Par ailleurs, le moyen tiré du caractère non contractuel des sommes déduites, outre qu’il n’est pas fondé en l’état des contrats de prêt et des reconnaissances de dettes communiquées, est inopérant en l’espèce dès lors qu’en tout état de cause, il ressort de l’article 773 du code général des impôts que les héritiers ne sont pas fondés à déduire de l’actif successoral les dettes contractées par le défunt à leur égard, sauf si elles sont de nature contractuelle et ont acquis date certaine.
Ainsi, l’article 768 du code général des impôts, tel qu’invoqué par M. [D] [F], s’il permet effectivement la déduction de dettes du défunt «'lorsque leur existence est dûment justifiée par tous modes de preuve compatibles avec la procédure écrite'» ne s’applique pas aux dettes du défunt envers ses héritiers.
Dès lors, c’est en vain que M. [D] [F] se prévaut du caractère non contractuel des dettes susvisées en arguant que l’origine de ces dettes est le paiement qu’il en a effectué, paiement qui constituerait un fait juridique et non un acte juridique, ce moyen n’étant pas de nature à justifier davantage l’imputation de ces sommes au passif de la succession.
Enfin, il en est de même de la demande complémentaire formée par M. [D] [F] dans le cadre de l’instruction de sa demande, et qui aurait été omise de la déclaration de succession, s’agissant du remboursement d’un découvert bancaire qu’il aurait réglé pour le compte de sa mère à hauteur de 6 000 euros, ce remboursement n’ayant fait l’objet d’aucun acte sous seing privé ayant date certaine ni d’aucun acte authentique.

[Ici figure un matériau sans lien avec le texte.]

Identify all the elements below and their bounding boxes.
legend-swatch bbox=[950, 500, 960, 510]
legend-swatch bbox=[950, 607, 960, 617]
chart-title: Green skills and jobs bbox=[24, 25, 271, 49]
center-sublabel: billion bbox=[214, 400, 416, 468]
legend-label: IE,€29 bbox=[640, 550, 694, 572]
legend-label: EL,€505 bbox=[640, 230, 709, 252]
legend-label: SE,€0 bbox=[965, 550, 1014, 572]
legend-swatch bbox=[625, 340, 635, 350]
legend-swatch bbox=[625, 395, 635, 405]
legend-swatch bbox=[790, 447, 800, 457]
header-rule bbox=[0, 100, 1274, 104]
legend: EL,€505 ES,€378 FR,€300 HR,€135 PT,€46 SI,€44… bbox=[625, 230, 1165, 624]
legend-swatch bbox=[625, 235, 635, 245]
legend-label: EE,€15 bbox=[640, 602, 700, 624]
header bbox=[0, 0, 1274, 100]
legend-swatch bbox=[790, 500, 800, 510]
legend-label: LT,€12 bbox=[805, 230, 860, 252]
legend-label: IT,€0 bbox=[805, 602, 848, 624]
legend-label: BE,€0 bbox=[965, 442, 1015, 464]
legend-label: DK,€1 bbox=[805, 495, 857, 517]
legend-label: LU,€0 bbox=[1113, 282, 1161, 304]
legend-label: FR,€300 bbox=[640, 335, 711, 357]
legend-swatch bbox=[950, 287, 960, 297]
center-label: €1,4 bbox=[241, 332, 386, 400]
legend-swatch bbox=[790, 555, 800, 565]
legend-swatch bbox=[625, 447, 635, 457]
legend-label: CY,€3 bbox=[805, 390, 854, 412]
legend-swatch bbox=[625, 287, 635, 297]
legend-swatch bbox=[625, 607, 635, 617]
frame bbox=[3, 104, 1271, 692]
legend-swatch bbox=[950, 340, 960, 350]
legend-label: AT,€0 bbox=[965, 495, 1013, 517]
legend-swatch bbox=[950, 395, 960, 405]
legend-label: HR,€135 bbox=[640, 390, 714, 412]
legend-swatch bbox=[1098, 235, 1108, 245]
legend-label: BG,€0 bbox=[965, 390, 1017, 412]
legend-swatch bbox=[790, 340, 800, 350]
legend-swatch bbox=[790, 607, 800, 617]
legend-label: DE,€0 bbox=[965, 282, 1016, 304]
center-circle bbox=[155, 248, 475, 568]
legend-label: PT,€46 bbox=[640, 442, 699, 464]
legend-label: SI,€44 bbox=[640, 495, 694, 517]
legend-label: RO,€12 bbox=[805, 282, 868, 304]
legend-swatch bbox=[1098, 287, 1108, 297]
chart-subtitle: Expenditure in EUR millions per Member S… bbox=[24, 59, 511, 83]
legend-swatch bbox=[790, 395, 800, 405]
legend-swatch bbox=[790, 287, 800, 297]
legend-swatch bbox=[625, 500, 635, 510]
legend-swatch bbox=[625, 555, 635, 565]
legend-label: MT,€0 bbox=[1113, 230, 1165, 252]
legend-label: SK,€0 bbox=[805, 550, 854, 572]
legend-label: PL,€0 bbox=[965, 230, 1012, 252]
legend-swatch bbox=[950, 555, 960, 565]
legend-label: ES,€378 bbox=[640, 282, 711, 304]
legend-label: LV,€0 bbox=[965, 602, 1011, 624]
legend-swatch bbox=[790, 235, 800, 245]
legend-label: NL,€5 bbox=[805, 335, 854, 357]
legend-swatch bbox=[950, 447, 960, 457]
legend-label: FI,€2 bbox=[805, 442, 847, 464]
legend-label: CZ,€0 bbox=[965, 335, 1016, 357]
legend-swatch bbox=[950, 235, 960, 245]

En conséquence, le jugement est confirmé en toutes ses dispositions.
Sur les frais et dépens':
M. [D] [F], partie succombante, conservera la charge des dépens de l’appel et sera tenu de payer à l’administration fiscale la somme de 3 000 euros en application des dispositions de l’article 700 du code de procédure civile.
PAR CES MOTIFS
La cour statuant publiquement, par arrêt contradictoire,
Confirme en toutes ses dispositions le jugement rendu le 5 janvier 2021 par le tribunal judiciaire de Marseille,
Y ajoutant,
Condamne M. [D] [F] aux dépens de l’appel,
Condamne M. [D] [F] à payer à l’administration fiscale la somme de 3 000 euros en application des dispositions de l’article 700 du code de procédure civile.